Devoirs de loyauté, d’impartialité et de neutralité. La commission note que, dans son rapport, le gouvernement souligne que, conformément à l’article 7 de la loi no 657 sur les fonctionnaires, intitulé «Impartialité et loyauté envers l’État», les fonctionnaires ne doivent pas s’affilier à des partis politiques, ni se comporter d’une manière visant à procurer un avantage ou porter tort à un parti politique, une personne ou un groupe, et qu’ils ne doivent en aucun cas faire des déclarations et mener une action à des fins politiques et idéologiques ou participer à de telles actions. Il ajoute que les fonctionnaires sont, dans tous les cas, tenus de protéger les intérêts de l’État et ne doivent pas exercer d’activités contraires à la Constitution et aux lois nationales, qui portent atteinte à l’intégrité et à l’indépendance du pays, et qui mettent en danger la sécurité de la République de la Türkiye. La commission rappelle que, en vertu de l’article 1, paragraphe 1 a), de la convention, la discrimination fondée sur les opinions politiques est interdite. La protection des opinions politiques s’applique aux opinions exprimées ou manifestées, mais ne s’applique pas lorsque des méthodes violentes sont utilisées. En outre, les distinctions, exclusions et préférences ne sont pas toutes considérées comme des discriminations au sens de la convention; c’est le cas par exemple des mesures justifiées par la sécurité de l’État (article 4 de la convention) ou des critères exigés pour un emploi déterminé (article 1, paragraphe 2). La commission rappelle qu’il est essentiel que de telles restrictions ne dépassent pas certaines limites à évaluer au cas par cas et, à cet égard, elle renvoie le gouvernement aux paragraphes 801, 805 et 831 de son Étude d’ensemble de 2012 sur les conventions fondamentales. À la lumière de ce qui précède, la commission prie le gouvernement d’envisager: i) de définir plus précisément les devoirs d’impartialité et de loyauté des fonctionnaires et de limiter les restrictions concernant les activités politiques à des postes déterminés, établissant ainsi des règles de conduite claires, par exemple par l’adoption d’un code de conduite en consultation avec les organisations de fonctionnaires; et ii) d’adopter une liste limitée d’emplois dans la fonction publique pour lesquels les opinions politiques seraient considérées comme un critère exigé.
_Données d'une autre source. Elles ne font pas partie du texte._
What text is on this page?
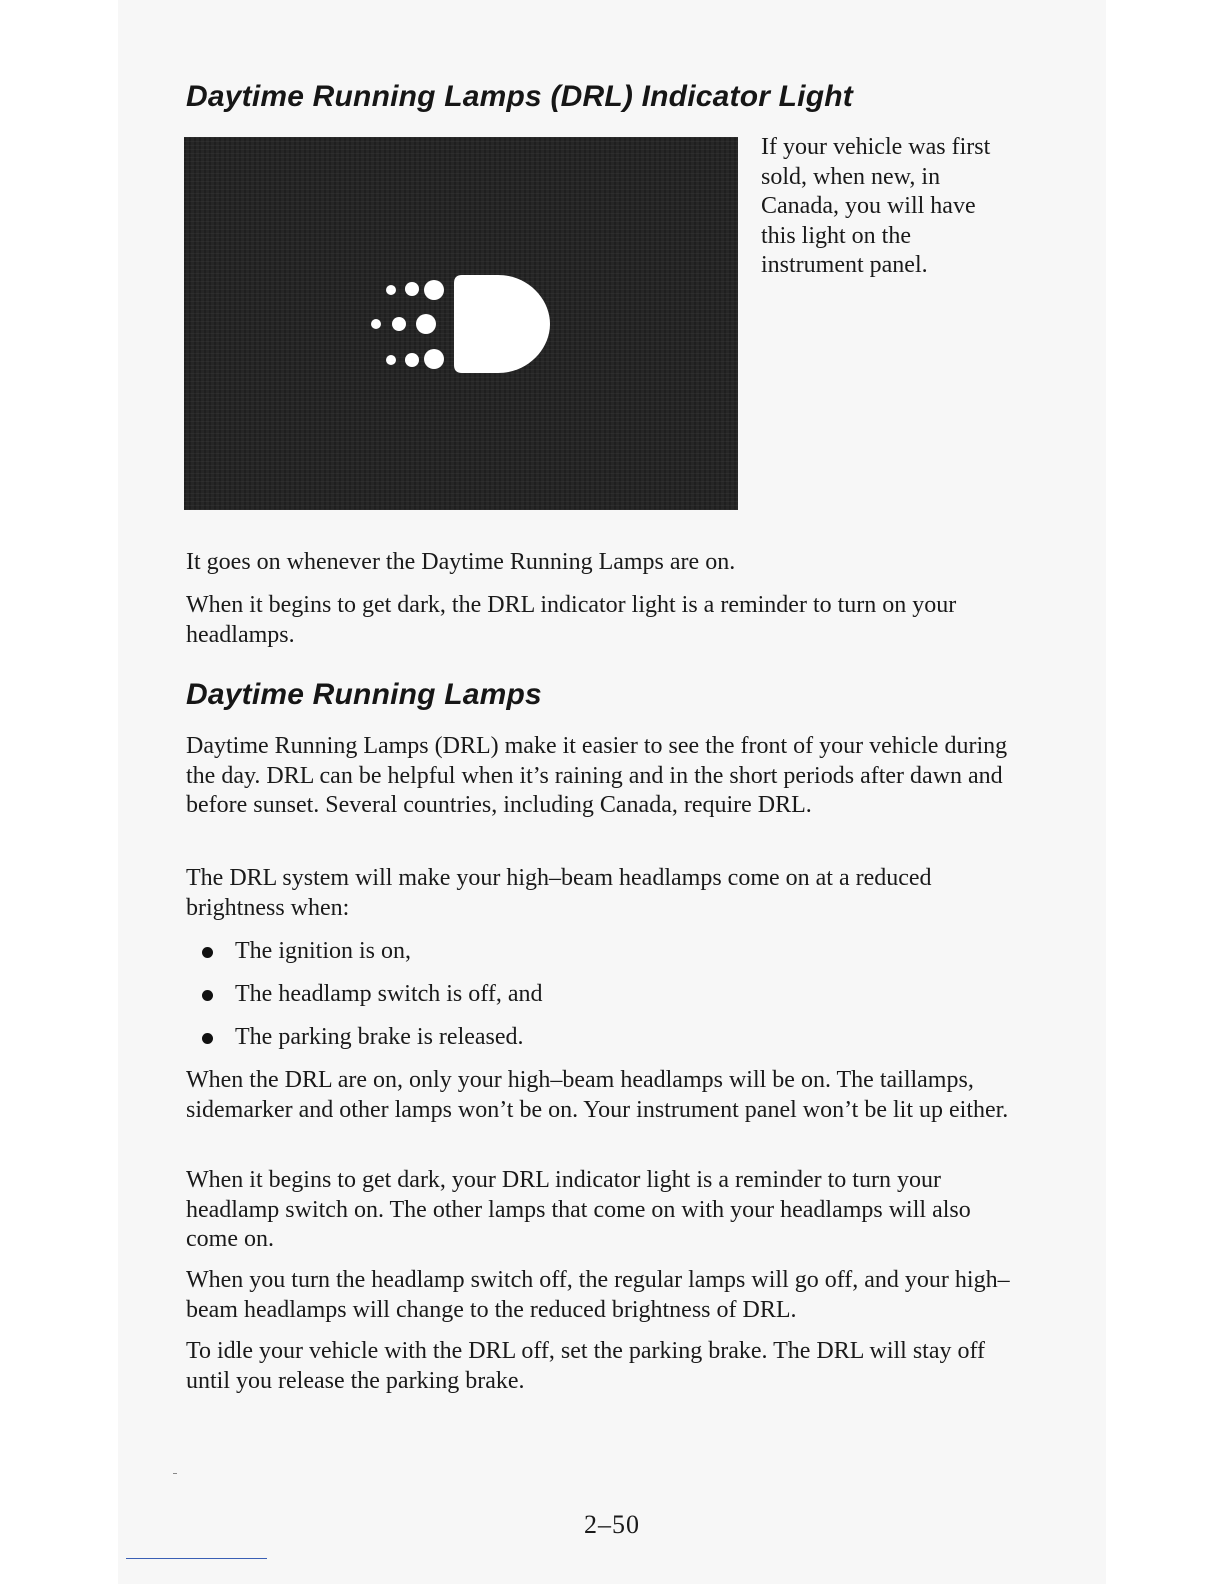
Daytime Running Lamps (DRL) Indicator Light

If your vehicle was first sold, when new, in Canada, you will have this light on the instrument panel.

It goes on whenever the Daytime Running Lamps are on.

When it begins to get dark, the DRL indicator light is a reminder to turn on your headlamps.

Daytime Running Lamps

Daytime Running Lamps (DRL) make it easier to see the front of your vehicle during the day. DRL can be helpful when it’s raining and in the short periods after dawn and before sunset. Several countries, including Canada, require DRL.

The DRL system will make your high–beam headlamps come on at a reduced brightness when:

The ignition is on,
The headlamp switch is off, and
The parking brake is released.

When the DRL are on, only your high–beam headlamps will be on. The taillamps, sidemarker and other lamps won’t be on. Your instrument panel won’t be lit up either.

When it begins to get dark, your DRL indicator light is a reminder to turn your headlamp switch on. The other lamps that come on with your headlamps will also come on.

When you turn the headlamp switch off, the regular lamps will go off, and your high–beam headlamps will change to the reduced brightness of DRL.

To idle your vehicle with the DRL off, set the parking brake. The DRL will stay off until you release the parking brake.

2–50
Licenciements massifs: Fonctionnaires, enseignants et membres du pouvoir judiciaire. Eu égard à ses précédents commentaires, la commission note que le gouvernement se réfère à nouveau en détail au cadre juridique applicable aux licenciements pendant l’état d’urgence et à la procédure de recours contre ces décisions. En ce qui concerne les recours déposés et examinés par la commission d’enquête sur les mesures prises dans le cadre de l’état d’urgence, créée en 2017, la commission note les informations suivantes, tirées du site internet de la commission d’enquête, auxquelles le gouvernement fait référence dans son rapport: 1) en application des décrets-lois pris dans le cadre de l’état d’urgence, 131 922 mesures, au total, ont été prises, dont 125 678 révocations de la fonction publique; 2) le nombre de demandes soumises à la commission d’enquête était de 126 783 au 31 décembre 2021; 3) 120 703 décisions ont été rendues par la commission et le nombre de demandes en attente était de 6 080; 4) parmi les 120 703 décisions rendues entre le 22 décembre 2017 et le 31 décembre 2021, 16 060 ont été acceptées (dont 61 liées au rétablissement d’organisations dissoutes, telles que des associations, des fondations, et des chaînes de télévision) et 104 643 rejetées; et 5) 95 pour cent des demandes, au total, ont fait l’objet d’une décision. Le gouvernement indique en outre que: 1) les demandeurs peuvent obtenir des informations sur l’état d’avancement des demandes déposées auprès de la commission d’enquête et sur le résultat de la décision («acceptation» ou «rejet») au moyen d’une application dédiée; 2) la commission d’enquête rend des décisions individualisées et motivées à la suite d’un examen rapide et approfondi; et 3) sur les 33 956 membres du personnel du ministère de l’Éducation nationale qui ont été licenciés de la fonction publique en vertu des décrets-lois d’urgence, 4 360 personnes ont été réintégrées dans la fonction publique.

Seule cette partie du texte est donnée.